The complaint also alleges that between May and September 1997, McGhan was unable to resolve Inamed's several outstanding issues with its auditors. On September 9, 1997, over five months after the required filing date, McGhan reviewed and authorized Inamed's filing of its Annual Report on Form 10-K with unaudited financial statements. Where the auditor's report should have been located in the Form 10-K, Inamed simply inserted the notation "To Come." McGhan caused Inamed to make the filing without informing its auditors, whose work on the audit continued, and without a chief financial officer to review the financial statements. Inamed again understated its allowance for product returns and incorrectly recorded a deferred tax asset of $2,022,382. Moreover, Inamed failed properly to account for its intercompany transfers of inventory and the concomitant elimination of intercompany profit, resulting in approximately a $1.2 million overstatement of inventories and gross profit. The cumulative effect of these misstatements was that Inamed reported a net loss of $7,071,660, or $0.91 per share, when it should have reported a net loss of at least $11,379,000, or $1.46 per share, a 60% understatement. Thus, had Inamed correctly reported its losses, the company's losses on a per share basis would have increased substantially from the prior year, rather than remaining the same.
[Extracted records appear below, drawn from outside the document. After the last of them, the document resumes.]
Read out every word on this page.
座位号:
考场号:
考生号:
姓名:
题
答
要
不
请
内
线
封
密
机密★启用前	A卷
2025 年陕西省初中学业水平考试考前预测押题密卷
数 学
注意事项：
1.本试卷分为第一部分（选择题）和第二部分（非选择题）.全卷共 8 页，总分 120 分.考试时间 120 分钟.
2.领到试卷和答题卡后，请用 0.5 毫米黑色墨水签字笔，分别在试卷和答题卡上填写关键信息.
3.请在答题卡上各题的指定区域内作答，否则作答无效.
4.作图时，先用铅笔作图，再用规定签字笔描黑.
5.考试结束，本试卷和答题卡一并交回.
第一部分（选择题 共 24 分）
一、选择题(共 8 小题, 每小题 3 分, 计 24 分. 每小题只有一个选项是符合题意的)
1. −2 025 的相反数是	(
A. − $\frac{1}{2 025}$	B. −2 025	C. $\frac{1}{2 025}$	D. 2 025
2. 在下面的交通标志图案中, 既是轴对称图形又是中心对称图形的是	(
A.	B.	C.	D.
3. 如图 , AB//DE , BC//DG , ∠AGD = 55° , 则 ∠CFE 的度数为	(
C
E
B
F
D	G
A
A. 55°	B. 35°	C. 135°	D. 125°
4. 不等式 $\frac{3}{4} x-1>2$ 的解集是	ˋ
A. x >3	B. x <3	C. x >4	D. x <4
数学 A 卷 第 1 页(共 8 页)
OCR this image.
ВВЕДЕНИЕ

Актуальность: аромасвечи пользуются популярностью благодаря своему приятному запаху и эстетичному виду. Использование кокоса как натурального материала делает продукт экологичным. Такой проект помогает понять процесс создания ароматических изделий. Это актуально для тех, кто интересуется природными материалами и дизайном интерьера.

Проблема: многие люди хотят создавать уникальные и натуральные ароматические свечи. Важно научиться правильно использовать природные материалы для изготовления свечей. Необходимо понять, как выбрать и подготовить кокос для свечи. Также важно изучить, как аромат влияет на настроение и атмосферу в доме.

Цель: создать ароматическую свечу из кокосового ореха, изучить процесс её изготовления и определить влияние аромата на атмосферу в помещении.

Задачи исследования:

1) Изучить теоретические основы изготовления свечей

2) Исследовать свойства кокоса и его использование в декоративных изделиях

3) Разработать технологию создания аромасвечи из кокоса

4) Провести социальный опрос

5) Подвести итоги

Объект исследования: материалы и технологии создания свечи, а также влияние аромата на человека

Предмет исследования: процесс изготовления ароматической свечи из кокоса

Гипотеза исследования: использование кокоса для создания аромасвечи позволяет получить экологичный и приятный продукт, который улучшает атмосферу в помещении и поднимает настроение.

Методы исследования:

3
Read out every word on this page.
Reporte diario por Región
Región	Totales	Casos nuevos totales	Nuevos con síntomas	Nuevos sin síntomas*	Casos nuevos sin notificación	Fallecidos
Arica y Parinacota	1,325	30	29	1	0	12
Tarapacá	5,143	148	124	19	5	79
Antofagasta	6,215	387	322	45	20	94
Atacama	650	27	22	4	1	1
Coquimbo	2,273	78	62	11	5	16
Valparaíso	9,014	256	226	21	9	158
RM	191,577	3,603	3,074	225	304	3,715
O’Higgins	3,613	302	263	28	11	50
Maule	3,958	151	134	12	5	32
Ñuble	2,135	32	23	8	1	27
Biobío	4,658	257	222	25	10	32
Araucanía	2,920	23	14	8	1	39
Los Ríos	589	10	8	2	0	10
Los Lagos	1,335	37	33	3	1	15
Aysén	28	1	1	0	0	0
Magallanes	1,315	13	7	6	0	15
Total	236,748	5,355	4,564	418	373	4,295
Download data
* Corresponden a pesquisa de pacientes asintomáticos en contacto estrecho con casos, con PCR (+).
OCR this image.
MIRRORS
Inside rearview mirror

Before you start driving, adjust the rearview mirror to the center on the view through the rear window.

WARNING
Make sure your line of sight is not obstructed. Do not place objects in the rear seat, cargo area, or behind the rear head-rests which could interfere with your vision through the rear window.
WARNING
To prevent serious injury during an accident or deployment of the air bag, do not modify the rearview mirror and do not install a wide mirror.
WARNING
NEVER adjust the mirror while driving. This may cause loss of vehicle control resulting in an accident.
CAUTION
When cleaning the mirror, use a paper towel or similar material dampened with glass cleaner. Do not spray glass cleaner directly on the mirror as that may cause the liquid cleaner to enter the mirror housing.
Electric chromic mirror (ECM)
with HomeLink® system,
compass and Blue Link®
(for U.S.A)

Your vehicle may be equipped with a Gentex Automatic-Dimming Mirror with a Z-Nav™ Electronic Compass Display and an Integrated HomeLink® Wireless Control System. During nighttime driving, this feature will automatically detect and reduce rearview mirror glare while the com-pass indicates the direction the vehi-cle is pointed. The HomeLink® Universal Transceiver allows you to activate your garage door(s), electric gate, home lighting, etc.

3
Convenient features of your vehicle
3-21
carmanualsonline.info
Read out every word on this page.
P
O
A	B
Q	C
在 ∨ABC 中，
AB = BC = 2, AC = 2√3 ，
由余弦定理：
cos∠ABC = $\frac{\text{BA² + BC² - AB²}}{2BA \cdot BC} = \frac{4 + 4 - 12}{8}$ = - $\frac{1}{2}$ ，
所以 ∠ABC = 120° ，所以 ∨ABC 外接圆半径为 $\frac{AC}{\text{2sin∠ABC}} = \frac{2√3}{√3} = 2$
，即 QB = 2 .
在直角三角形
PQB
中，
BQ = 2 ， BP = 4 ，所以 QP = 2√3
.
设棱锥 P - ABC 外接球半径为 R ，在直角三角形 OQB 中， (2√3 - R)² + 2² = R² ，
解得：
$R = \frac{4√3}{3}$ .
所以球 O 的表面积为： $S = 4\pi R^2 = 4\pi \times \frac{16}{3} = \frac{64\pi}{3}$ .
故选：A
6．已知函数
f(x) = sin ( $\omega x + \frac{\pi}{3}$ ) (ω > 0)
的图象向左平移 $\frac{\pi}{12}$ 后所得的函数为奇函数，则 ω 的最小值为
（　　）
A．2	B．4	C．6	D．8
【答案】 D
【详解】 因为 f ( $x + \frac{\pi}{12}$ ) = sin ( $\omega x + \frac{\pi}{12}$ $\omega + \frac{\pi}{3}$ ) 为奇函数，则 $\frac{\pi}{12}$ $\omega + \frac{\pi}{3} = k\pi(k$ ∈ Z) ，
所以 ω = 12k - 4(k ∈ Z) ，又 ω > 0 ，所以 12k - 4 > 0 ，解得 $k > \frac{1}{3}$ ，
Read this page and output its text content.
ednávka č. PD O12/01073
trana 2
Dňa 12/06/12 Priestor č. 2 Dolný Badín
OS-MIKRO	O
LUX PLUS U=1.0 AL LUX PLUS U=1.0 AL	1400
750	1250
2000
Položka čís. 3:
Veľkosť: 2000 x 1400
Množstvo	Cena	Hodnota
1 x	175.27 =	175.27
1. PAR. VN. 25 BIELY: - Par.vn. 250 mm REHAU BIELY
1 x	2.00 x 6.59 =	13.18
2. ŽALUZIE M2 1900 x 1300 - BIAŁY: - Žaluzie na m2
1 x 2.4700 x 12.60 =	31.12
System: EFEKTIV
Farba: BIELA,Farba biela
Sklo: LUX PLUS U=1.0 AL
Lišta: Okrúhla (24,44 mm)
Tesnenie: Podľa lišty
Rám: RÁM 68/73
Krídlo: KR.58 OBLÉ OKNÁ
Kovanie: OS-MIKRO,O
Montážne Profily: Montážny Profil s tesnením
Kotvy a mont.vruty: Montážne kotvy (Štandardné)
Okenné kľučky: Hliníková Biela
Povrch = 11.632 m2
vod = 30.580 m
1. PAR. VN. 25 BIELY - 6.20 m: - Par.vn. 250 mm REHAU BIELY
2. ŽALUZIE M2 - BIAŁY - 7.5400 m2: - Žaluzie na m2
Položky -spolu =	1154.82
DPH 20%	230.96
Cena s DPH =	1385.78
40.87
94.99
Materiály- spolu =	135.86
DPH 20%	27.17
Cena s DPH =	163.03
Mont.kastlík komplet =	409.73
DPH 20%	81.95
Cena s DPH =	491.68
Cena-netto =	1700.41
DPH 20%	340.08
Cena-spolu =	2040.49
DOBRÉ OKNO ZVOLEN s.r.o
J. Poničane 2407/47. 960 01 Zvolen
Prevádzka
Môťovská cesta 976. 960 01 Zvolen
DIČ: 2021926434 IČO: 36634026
The complaint alleges that McGhan knew or was reckless in not knowing that Inamed's unaudited financial statements in its 1996 Form 10-K were false and misleading. Inamed also failed to disclose a related party transaction between the company and an entity controlled by McGhan.
The complaint also alleges that in connection with a default of a covenant relating to approximately $6 million of convertible debentures issued in January 1997, Inamed, at the direction of McGhan, failed to disclose either the default or the additional costs associated with the default in its quarterly reports for the periods ended March 31, June 30 and September 30, 1997. As a result Inamed failed to report interest expense of $192,067 for the period ended March 31, 1997, $736,000 for the six months ended June 30, 1997 and $1.2 million for the nine months ended September 30, 1997. The default costs alone caused Inamed's income to be materially overstated in each of its 1997 Form 10-Qs.
In a related cease-and-desist proceeding, In the Matter of Inamed Corporation (Admin. Proc. No. 3-9976, August 17, 1999), the Commission entered a settled order against Inamed Corporation ordering it to cease-and-desist from violations from Sections 10(b), 13(B)(2)(A) and 13(B)(2)(B) of the Exchange Act and Rule 10b-5 thereunder.